If used on a destructive or account-changing command, the logger will still execute that command while recording its I/O.
The skill is designed to execute arbitrary user-supplied commands. This is purpose-aligned for a command logger, but broad command execution can affect files, systems, or accounts depending on the command chosen.
`cmdlogger <command> [args...]` and `command | The command to execute`
Use it only for commands the user has explicitly requested, and review commands that deploy, delete, publish, or modify important data before running them.
The behavior depends on whatever `cmdlogger` executable is present in the user's environment, which may not be the one the user expects.
The documentation relies on a `cmdlogger` executable, while the provided package is instruction-only and does not include an install spec or declared binary requirement.

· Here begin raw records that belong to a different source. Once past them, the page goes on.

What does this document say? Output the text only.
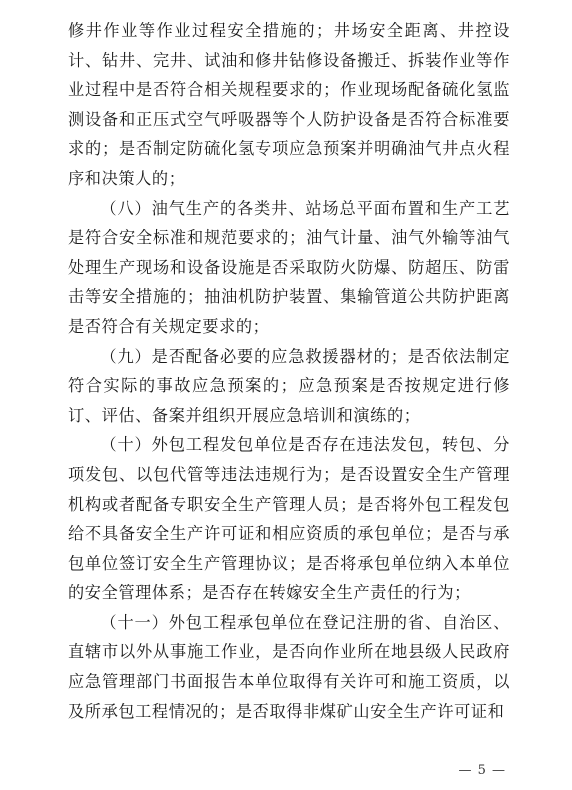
修井作业等作业过程安全措施的；井场安全距离、井控设计、钻井、完井、试油和修井钻修设备搬迁、拆装作业等作业过程中是否符合相关规程要求的；作业现场配备硫化氢监测设备和正压式空气呼吸器等个人防护设备是否符合标准要求的；是否制定防硫化氢专项应急预案并明确油气井点火程序和决策人的；

（八）油气生产的各类井、站场总平面布置和生产工艺是符合安全标准和规范要求的；油气计量、油气外输等油气处理生产现场和设备设施是否采取防火防爆、防超压、防雷击等安全措施的；抽油机防护装置、集输管道公共防护距离是否符合有关规定要求的；

（九）是否配备必要的应急救援器材的；是否依法制定符合实际的事故应急预案的；应急预案是否按规定进行修订、评估、备案并组织开展应急培训和演练的；

（十）外包工程发包单位是否存在违法发包，转包、分项发包、以包代管等违法违规行为；是否设置安全生产管理机构或者配备专职安全生产管理人员；是否将外包工程发包给不具备安全生产许可证和相应资质的承包单位；是否与承包单位签订安全生产管理协议；是否将承包单位纳入本单位的安全管理体系；是否存在转嫁安全生产责任的行为；

（十一）外包工程承包单位在登记注册的省、自治区、直辖市以外从事施工作业，是否向作业所在地县级人民政府应急管理部门书面报告本单位取得有关许可和施工资质，以及所承包工程情况的；是否取得非煤矿山安全生产许可证和

— 5 —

`cmdlogger --log-path <log_path> <command> [args...]`
Confirm the installed `cmdlogger` binary and its source before using this skill, especially on sensitive commands.
Passwords, tokens, private command output, or debugging data may remain on disk in the log file after the command finishes.
The skill intentionally persists full stdin, stdout, and stderr to a log file, including potentially sensitive interactive input.
`User input (including passwords) is logged. Be careful with sensitive information.`
Avoid using it for password prompts or secret-bearing commands, choose log paths carefully, restrict log file access, and delete or redact logs when no longer needed.